Soucieuse de se faire une place parmi les pionniers du métavers, Séoul a accueilli en octobre la plus grosse conférence internationale dédiée au métavers, Metacon 2021. Rien d'étonnant à ce positionnement ambitieux lorsqu'on sait que les analystes estiment que le marché du métavers devrait être valorisé à 280 milliards de dollars en 2025.
La Corée du Sud, ou la parfaite alliance des nouvelles technologies et du divertissement
Au pays du matin calme, le secteur brasse d'ores et déjà énormément d'argent : Samsung Asset Management a lancé en juin dernier le Samsung Global Metaverse Fund, qui ambitionne d'atteindre 100 milliards de wons (environs 73,6 millions d'euros) d'ici la fin de l'année.
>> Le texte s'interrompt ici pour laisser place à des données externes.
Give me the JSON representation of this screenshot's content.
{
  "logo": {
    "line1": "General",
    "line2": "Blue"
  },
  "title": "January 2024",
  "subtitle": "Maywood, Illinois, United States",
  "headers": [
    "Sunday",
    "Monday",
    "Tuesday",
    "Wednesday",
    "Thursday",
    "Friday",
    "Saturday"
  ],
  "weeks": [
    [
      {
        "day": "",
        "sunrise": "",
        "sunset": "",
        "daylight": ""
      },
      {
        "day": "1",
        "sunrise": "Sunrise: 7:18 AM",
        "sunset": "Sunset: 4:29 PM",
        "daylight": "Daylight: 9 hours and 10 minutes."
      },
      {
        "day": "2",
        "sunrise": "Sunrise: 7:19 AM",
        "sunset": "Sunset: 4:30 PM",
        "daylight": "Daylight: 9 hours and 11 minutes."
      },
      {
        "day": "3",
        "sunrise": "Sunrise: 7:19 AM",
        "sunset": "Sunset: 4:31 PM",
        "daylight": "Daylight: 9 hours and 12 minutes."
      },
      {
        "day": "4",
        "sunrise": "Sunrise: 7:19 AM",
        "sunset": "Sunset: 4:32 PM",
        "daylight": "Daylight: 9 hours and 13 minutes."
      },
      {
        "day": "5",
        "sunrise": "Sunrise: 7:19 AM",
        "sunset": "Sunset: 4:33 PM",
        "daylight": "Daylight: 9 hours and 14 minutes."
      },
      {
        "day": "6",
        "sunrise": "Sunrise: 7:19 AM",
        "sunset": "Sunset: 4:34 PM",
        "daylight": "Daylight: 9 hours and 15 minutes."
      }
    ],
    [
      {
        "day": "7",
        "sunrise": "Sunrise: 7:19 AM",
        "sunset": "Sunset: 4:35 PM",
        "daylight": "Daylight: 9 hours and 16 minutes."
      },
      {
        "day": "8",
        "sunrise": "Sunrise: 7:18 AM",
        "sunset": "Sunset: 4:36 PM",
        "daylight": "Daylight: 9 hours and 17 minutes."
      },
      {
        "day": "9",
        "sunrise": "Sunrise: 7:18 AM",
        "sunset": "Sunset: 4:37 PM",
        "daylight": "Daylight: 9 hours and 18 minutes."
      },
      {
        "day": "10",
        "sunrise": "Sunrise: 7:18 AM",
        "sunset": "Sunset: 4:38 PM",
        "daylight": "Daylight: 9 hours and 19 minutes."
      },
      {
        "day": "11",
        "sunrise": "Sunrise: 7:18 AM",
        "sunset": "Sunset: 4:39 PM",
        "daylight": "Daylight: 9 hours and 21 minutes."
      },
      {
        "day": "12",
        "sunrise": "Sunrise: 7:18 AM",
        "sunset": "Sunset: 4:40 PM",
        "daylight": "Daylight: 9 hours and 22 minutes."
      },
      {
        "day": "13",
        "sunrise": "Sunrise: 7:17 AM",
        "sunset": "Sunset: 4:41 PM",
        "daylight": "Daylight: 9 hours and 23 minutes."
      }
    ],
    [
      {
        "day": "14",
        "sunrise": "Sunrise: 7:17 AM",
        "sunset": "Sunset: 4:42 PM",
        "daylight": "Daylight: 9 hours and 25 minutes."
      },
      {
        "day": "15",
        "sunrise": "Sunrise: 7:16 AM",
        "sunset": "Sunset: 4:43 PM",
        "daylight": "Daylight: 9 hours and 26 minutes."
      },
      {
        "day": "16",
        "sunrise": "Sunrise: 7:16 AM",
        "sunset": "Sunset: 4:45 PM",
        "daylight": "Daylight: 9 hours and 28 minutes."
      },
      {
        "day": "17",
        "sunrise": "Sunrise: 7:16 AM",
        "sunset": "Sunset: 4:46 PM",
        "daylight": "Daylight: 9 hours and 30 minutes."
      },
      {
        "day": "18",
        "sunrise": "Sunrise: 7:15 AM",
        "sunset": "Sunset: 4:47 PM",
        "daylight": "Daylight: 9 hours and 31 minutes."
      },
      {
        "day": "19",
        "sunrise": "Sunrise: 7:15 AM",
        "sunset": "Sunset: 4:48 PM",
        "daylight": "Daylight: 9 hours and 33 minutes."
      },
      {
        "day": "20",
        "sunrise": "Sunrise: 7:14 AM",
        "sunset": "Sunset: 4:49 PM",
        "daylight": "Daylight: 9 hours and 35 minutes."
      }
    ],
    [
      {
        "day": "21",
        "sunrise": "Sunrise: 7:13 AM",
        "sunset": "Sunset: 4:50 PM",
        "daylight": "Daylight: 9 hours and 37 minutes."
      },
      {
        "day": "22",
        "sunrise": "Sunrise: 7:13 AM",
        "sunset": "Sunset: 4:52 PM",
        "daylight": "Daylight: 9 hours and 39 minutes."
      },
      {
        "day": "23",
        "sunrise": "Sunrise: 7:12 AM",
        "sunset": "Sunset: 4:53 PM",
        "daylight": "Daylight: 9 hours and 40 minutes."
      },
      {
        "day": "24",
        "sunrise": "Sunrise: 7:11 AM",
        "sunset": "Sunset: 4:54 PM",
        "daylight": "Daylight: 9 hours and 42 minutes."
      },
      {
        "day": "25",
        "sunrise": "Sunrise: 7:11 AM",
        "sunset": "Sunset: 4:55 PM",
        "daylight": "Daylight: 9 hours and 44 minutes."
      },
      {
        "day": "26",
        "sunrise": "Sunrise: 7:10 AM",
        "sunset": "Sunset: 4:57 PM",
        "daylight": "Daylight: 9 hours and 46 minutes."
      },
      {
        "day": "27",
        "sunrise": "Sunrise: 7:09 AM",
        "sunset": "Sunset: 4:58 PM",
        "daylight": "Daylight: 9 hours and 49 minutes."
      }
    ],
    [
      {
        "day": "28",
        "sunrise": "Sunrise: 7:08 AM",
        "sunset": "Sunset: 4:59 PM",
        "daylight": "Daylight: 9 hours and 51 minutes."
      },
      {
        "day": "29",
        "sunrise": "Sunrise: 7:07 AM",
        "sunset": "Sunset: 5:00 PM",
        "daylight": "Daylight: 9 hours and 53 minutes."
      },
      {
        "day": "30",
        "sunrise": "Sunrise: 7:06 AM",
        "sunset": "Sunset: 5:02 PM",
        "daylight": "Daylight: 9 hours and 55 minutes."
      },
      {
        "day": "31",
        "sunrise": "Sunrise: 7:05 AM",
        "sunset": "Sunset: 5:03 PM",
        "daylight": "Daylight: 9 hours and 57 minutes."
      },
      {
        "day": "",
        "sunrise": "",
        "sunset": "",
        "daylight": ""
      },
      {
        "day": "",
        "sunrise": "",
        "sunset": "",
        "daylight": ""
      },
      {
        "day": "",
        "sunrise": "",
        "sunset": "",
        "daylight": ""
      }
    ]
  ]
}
Si le projet sud-coréen de métavers national n’en est qu’à ses prémices, il est à parier qu’il ne manquera pas de séduire la « génération MZ », qui rassemble millenials et génération Z, et compte pour plus d’un tiers de la population du pays. En effet, le pays se démarque déjà par sa capacité à combiner parfaitement deux industries susceptibles de capter ces consommateurs, celles des nouvelles technologies et du divertissement.
« Beaucoup d’attention est portée à l’intrication de ces deux industries. Les entreprises sud-coréennes ont développé un réel savoir-faire à ce niveau », explique Sung Eun Lee, chargée des relations publiques au Centre Culturel Coréen à Paris. « Le parfait exemple de cette expertise est l’application Weverse, qui s'adresse exclusivement aux fans de K-pop et entremêle habilement vidéos, chat et e-shop. »
Et le pays est déjà bien aguerri au sujet. En Corée du Sud, il faut aussi compter avec Zepeto, sorte de Roblox proposée par Naver Corporation, le Google local, permettant de se confectionner « un autre moi dans un autre univers. »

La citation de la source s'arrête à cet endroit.